10.Bölüm: İMKANSIZ

85.7K 4.5K 2.8K
                                    

Lana Del Rey - Gods And Monsters (Dinlemenizi şiddetle tavsiye ediyorum.)

10. Bölüm: İMKÂNSIZ

2010

Büyük kalenin önünde durdu lüks araba. Barbaros Özekli kızını bu eve bırakmak istemiyordu yeniden ama mecburdu. Karmen hayatıyla tehdit ediyordu ve Barbaros bir kaybı daha kaldıramazdı. Son yattığı klinikte de intihara kalkışması Barbaros'u biraz daha hırpalamıştı. Bir çare bulamıyordu. Birlikte arabadan indiler. Barbaros daha ne kadar böyle devam edeceğini düşünmek dahi istemiyordu. Onun yaşında bir çocuk için hayalî arkadaşı olması o kadar da olağanüstü bir durum değildi ama Karmen'inki artık hayalî arkadaştan daha ötesiydi.

Barbaros yıllarca bu hayalî arkadaştan büyüdükçe kurtulacağını sanmıştı ama Karmen aksine her geçen gün ona biraz daha bağlanıyordu. Kendine zarar verdiği an işin rengi değişmiş ve Barbaros kızını en iyi doktorlara götürmüştü. Hatta Barbaros'un, Karmen'in hastalığını kabullenmesi de hiç kolay olmamıştı, hep kızımda bir sorun yok, doktorlar bir şey anlamıyor, çocuklarda hayalî arkadaştan normal ne var diye düşünmüştü ama şimdi görüyordu. İşler hiç de sandığı gibi değildi ve kendi elleriyle soktuğu bataklıktan çıkaramıyordu kızını.

Eve girmedi, son kez kızına sarıldı ve arabasına bindi tekrar. Karmen anahtarıyla kapıyı açtı. Uzun beyaz elbisesi bileğine geliyordu, saçlarını babasının yolda örmesini istemişti ancak babası örgü bilmediği için sadece toplamıştı. Ama sorun değildi zaten Haris çok güzel örüyordu.

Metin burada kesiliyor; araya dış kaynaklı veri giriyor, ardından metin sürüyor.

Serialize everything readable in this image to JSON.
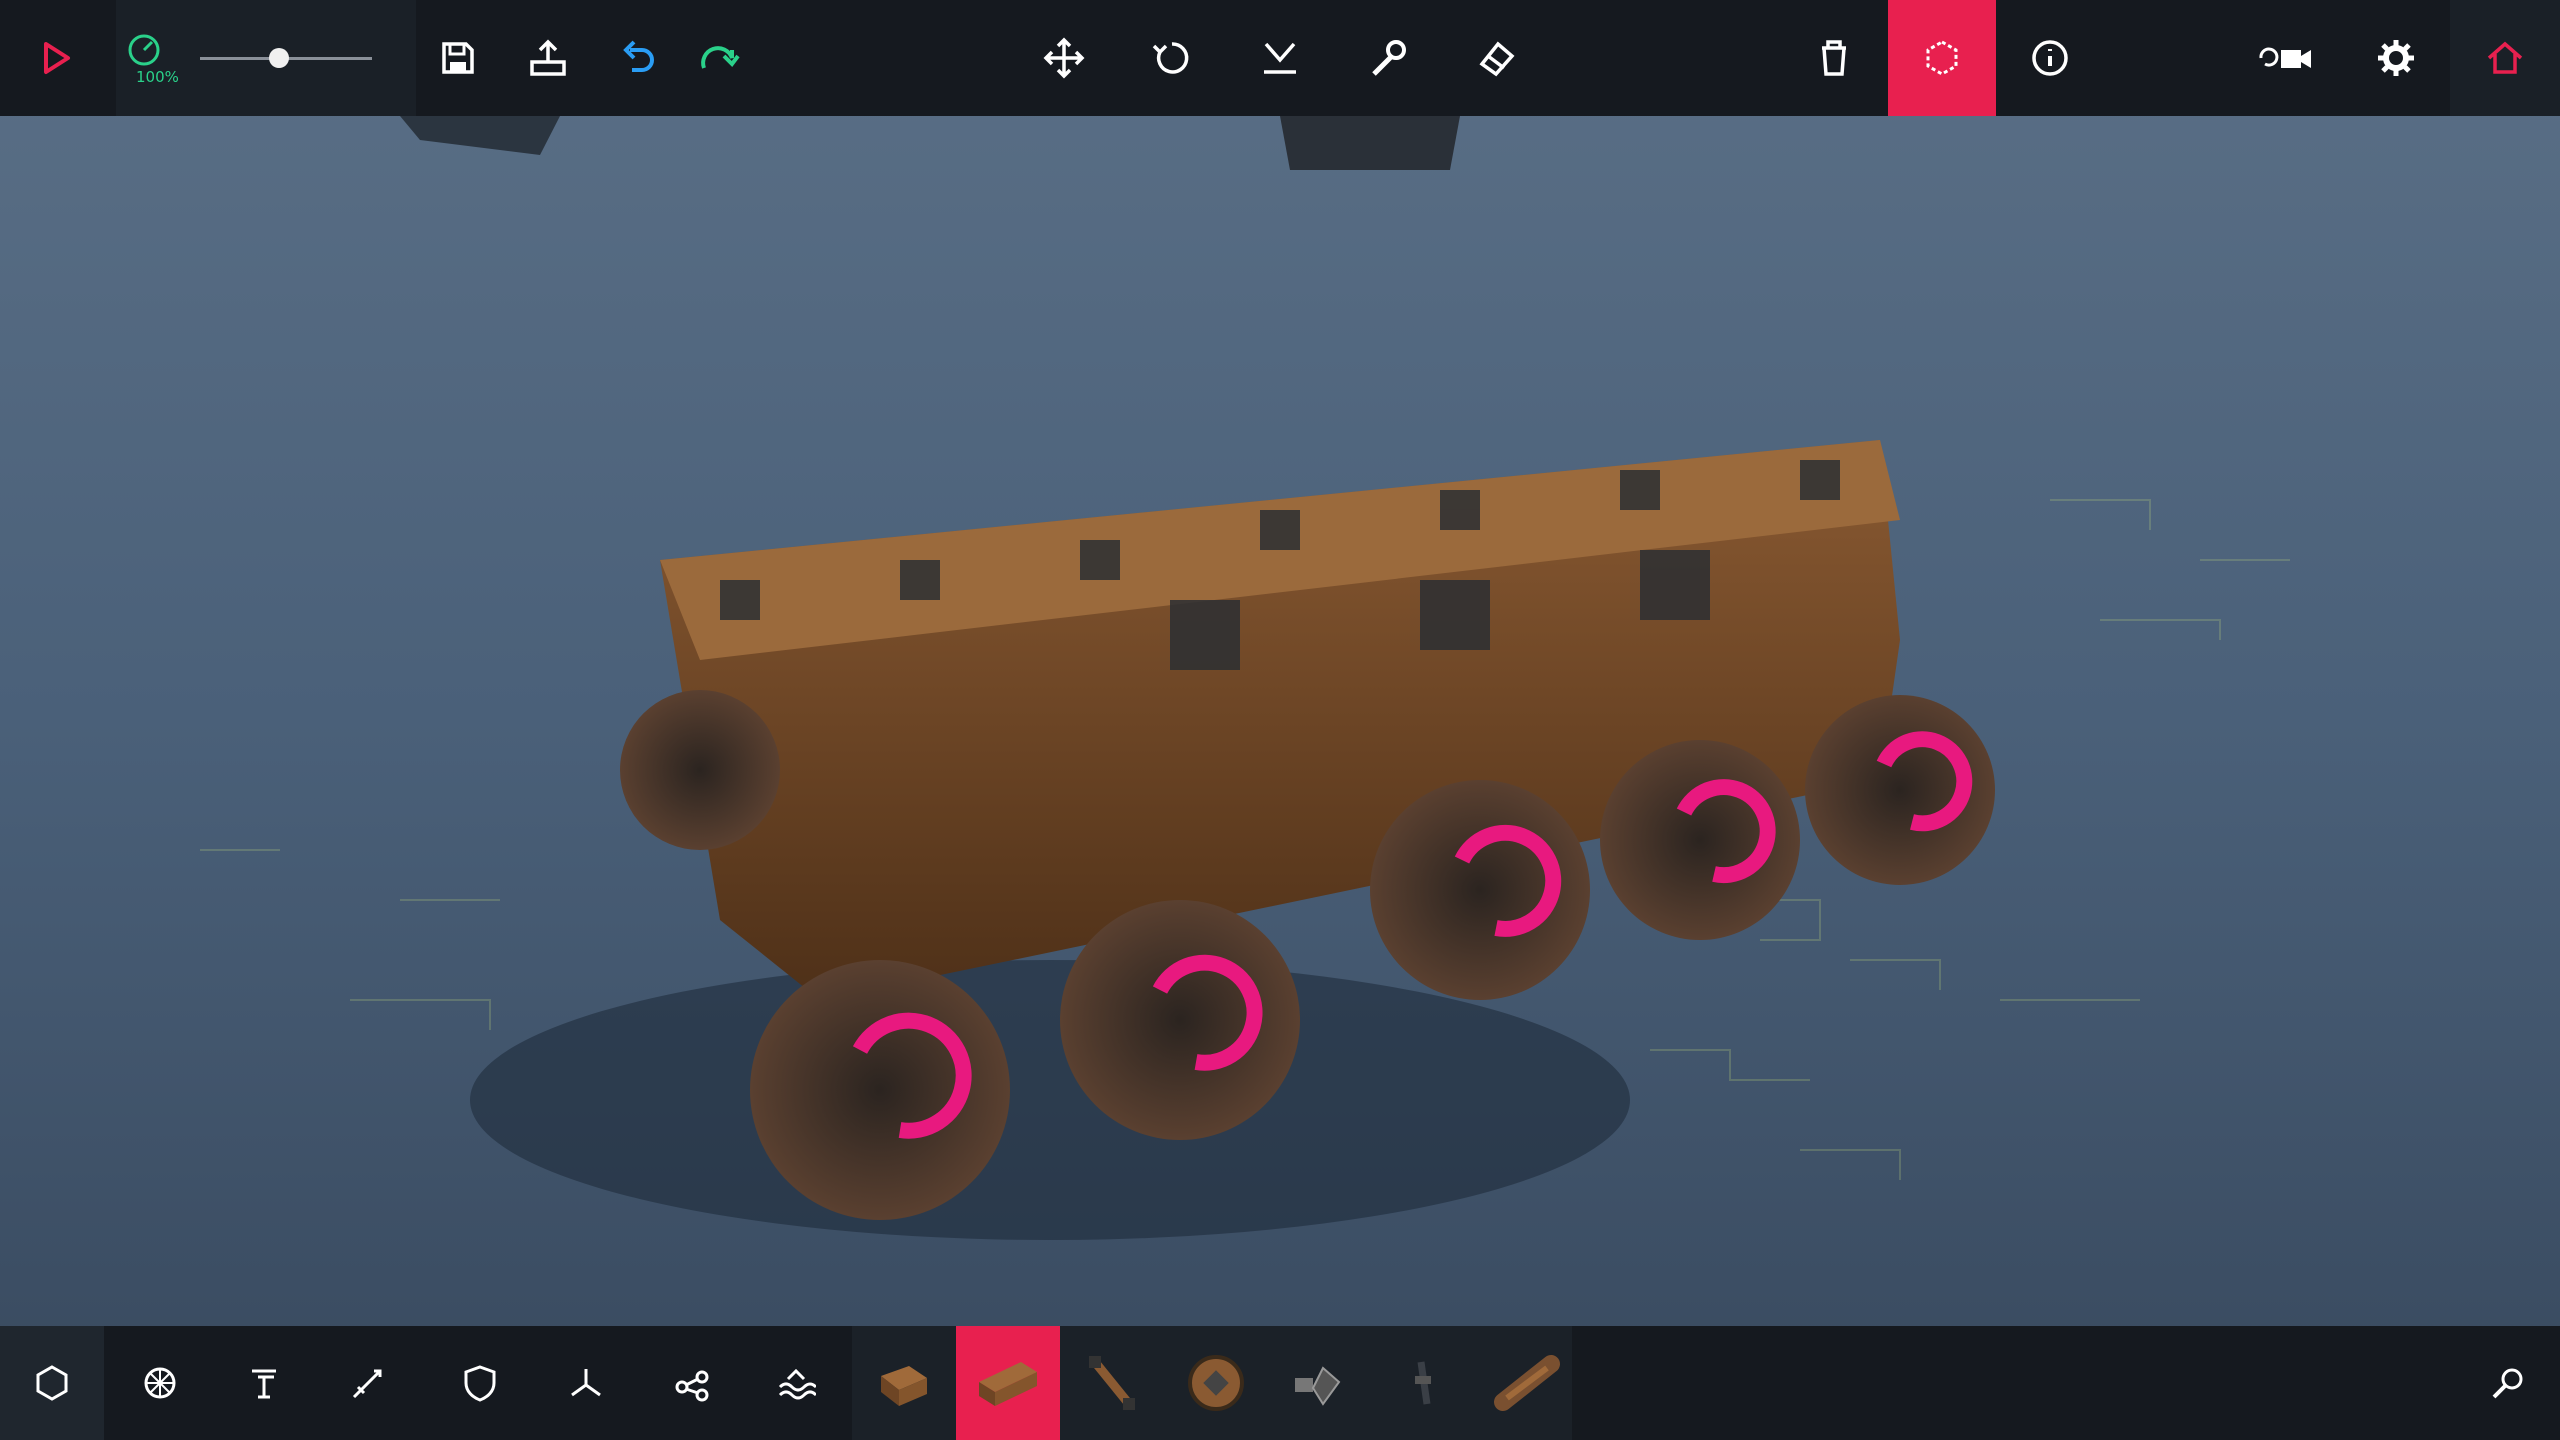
{
  "toolbar": {
    "speed_label": "100%",
    "speed_slider": 0.46
  },
  "colors": {
    "accent": "#e8204f",
    "green": "#2ad18a",
    "blue": "#2a9df4",
    "bar": "#15191f"
  },
  "icons": {
    "top_left": [
      "play-icon",
      "time-scale-icon"
    ],
    "top_file": [
      "save-icon",
      "load-icon",
      "undo-icon",
      "redo-icon"
    ],
    "top_tools": [
      "translate-icon",
      "rotate-icon",
      "snap-ground-icon",
      "wrench-icon",
      "eraser-icon"
    ],
    "top_right": [
      "trash-icon",
      "center-of-mass-icon",
      "info-icon",
      "camera-icon",
      "settings-icon",
      "home-icon"
    ],
    "categories": [
      "hexagon-icon",
      "wheel-icon",
      "piston-icon",
      "weapon-icon",
      "armour-icon",
      "flight-icon",
      "mechanical-icon",
      "water-icon"
    ],
    "blocks": [
      "wooden-block",
      "long-wooden-block",
      "wooden-pole",
      "spinning-block",
      "small-block-cluster",
      "rod-block",
      "log-block"
    ],
    "search": "search-icon"
  }
}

Haris'i özlemişti. Yürüdü salona doğru. "Haris, ben geldim!" diye bağırdı bir süre. Haris'in nereden çıkacağı belli olmuyordu. Salonda gördüğü görüntüyle yerine çakıldı.

Minik kedisi, yerde kanlar içinde ölmüştü. Çığlık attı acıyla, yanına çöktü. Gri kanlı tüylerini okşadı acıyla. O sırada salona Haris girdi, ağzında kurumuş kan vardı. Karmen ona ilk defa nefretle baktı.

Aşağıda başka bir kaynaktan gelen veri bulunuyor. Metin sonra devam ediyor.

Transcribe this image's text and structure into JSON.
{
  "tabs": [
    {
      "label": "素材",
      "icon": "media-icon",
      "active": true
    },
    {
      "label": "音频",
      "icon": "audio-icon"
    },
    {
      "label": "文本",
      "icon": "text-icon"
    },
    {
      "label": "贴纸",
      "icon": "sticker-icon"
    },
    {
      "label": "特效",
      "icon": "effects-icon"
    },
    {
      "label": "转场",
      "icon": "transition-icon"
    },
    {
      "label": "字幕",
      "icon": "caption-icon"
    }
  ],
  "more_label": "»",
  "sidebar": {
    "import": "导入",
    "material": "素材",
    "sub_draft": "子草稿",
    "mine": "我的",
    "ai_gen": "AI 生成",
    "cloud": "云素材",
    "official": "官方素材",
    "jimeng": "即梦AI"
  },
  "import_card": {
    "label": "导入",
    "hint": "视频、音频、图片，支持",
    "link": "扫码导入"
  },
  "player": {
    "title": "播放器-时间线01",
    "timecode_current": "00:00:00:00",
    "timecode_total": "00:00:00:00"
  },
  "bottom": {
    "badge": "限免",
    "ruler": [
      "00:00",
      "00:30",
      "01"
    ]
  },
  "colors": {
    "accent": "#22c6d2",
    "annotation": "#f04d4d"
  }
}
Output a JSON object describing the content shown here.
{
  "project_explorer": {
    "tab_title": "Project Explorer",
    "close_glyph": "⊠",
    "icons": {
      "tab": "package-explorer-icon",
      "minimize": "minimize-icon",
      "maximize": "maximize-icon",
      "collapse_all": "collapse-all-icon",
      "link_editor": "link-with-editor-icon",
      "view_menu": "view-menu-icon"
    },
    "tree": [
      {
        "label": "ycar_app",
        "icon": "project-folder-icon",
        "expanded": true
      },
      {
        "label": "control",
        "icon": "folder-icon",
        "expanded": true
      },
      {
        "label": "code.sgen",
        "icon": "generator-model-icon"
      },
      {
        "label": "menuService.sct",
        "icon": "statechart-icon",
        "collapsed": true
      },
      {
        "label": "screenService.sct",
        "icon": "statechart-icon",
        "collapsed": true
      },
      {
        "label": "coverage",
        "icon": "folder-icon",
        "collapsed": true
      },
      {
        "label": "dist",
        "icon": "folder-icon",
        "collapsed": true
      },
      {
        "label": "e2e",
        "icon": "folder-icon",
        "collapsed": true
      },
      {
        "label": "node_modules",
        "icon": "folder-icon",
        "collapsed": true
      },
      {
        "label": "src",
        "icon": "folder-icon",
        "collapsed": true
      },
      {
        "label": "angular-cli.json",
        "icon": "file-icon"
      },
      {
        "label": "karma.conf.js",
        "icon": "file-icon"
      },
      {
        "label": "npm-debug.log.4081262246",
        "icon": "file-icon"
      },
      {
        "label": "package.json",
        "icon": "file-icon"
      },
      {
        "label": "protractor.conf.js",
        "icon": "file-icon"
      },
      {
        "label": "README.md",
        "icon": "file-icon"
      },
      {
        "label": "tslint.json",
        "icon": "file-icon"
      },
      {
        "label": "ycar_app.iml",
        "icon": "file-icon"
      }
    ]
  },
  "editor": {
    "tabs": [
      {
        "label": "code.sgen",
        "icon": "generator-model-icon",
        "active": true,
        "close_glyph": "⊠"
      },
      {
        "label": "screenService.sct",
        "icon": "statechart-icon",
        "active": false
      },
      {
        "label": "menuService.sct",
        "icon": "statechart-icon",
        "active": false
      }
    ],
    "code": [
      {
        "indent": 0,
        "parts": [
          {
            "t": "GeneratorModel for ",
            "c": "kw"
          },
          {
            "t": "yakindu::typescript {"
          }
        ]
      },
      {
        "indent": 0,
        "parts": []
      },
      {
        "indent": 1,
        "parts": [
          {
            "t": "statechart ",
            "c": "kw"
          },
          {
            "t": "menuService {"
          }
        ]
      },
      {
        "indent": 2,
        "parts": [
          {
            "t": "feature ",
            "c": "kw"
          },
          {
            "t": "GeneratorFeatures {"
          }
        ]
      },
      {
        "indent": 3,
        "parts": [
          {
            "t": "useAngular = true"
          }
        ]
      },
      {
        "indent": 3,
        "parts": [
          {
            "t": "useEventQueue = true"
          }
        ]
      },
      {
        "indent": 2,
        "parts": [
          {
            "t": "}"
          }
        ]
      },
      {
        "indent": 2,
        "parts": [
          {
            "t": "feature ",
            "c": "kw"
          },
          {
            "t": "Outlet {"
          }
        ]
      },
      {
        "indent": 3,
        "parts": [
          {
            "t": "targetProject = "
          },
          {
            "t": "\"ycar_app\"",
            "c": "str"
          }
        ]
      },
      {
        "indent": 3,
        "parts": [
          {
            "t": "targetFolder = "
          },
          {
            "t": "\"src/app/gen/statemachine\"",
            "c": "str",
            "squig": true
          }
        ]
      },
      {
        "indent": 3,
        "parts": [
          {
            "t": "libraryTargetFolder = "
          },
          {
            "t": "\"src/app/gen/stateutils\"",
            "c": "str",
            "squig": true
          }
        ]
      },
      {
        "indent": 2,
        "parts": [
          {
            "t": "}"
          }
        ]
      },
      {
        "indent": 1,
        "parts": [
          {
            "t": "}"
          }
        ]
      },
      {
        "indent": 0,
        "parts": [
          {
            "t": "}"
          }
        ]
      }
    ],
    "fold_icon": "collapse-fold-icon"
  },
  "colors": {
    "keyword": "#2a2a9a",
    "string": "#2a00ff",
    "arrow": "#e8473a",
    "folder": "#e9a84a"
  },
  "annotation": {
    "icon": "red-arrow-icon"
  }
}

"Onu öldürdün!" dedi acı içinde bağırarak. Haris o bakıcı kadının kanını içtiğinden beri kan içmiyordu, kurumak üzereydi yine ve dayanamamıştı. Sadece biraz içecekti ama duramamıştı.

"Ölmek üzereydim." Ölmeyecekti, sadece kuruyacaktı. Kurumak, ölmekten bin kat daha kötüydü.

"Nasıl kıydın ona?" dedi hıçkırıkları arasında.

"Özür dilerim." Haris ona yakınlaştı. Karmen onun lanetlendiğini ve sadece kan içtiğinde canlandığını biliyordu. Haris hıçkırıklarla ağlayan kızı kolları arasına aldı. "Affet beni." Karmen, onu affetti. Çünkü sahip olduğu tek arkadaşı oydu.




Günümüz

Ruhum bu evde yoruluyordu. Bu ev insanı adeta içine hapsediyordu. Dizüstü bilgisayarımda araştırma yapıyordum, yabancı, ünlü doktorların makalelerini okuyordum. Henüz Karmen kadar değişik bir şizofren hastasına rastlamamıştım.

Karmen hastalığını bu evle bütünleştirmişti. Onunla daha çok terapi yapmak istiyordum ancak her konuşmaya başladığımda kaçıyordu. Bu sabah kahvaltıya bile inmemişti.

Bilgisayarımı kapattım, ayağa kalktım. İçi dolu küllüğe dalgınca baktım, daha birkaç saat önce boşaltmıştım. Odadan çıktım, Karmen'in odasına gittim. Kapıyı çaldım, ses yoktu ve içeri girdim.

Odasında değildi, geri çıktım. Salonda olabilirdi. Aşağı indim ancak hiçbir yerde yoktu. Dışarı mı çıkmıştı? Tekrar odama çıkacaktım ki aşağı inen merdiven dikkatimi çekti. Daha önce hiç inmemiştim.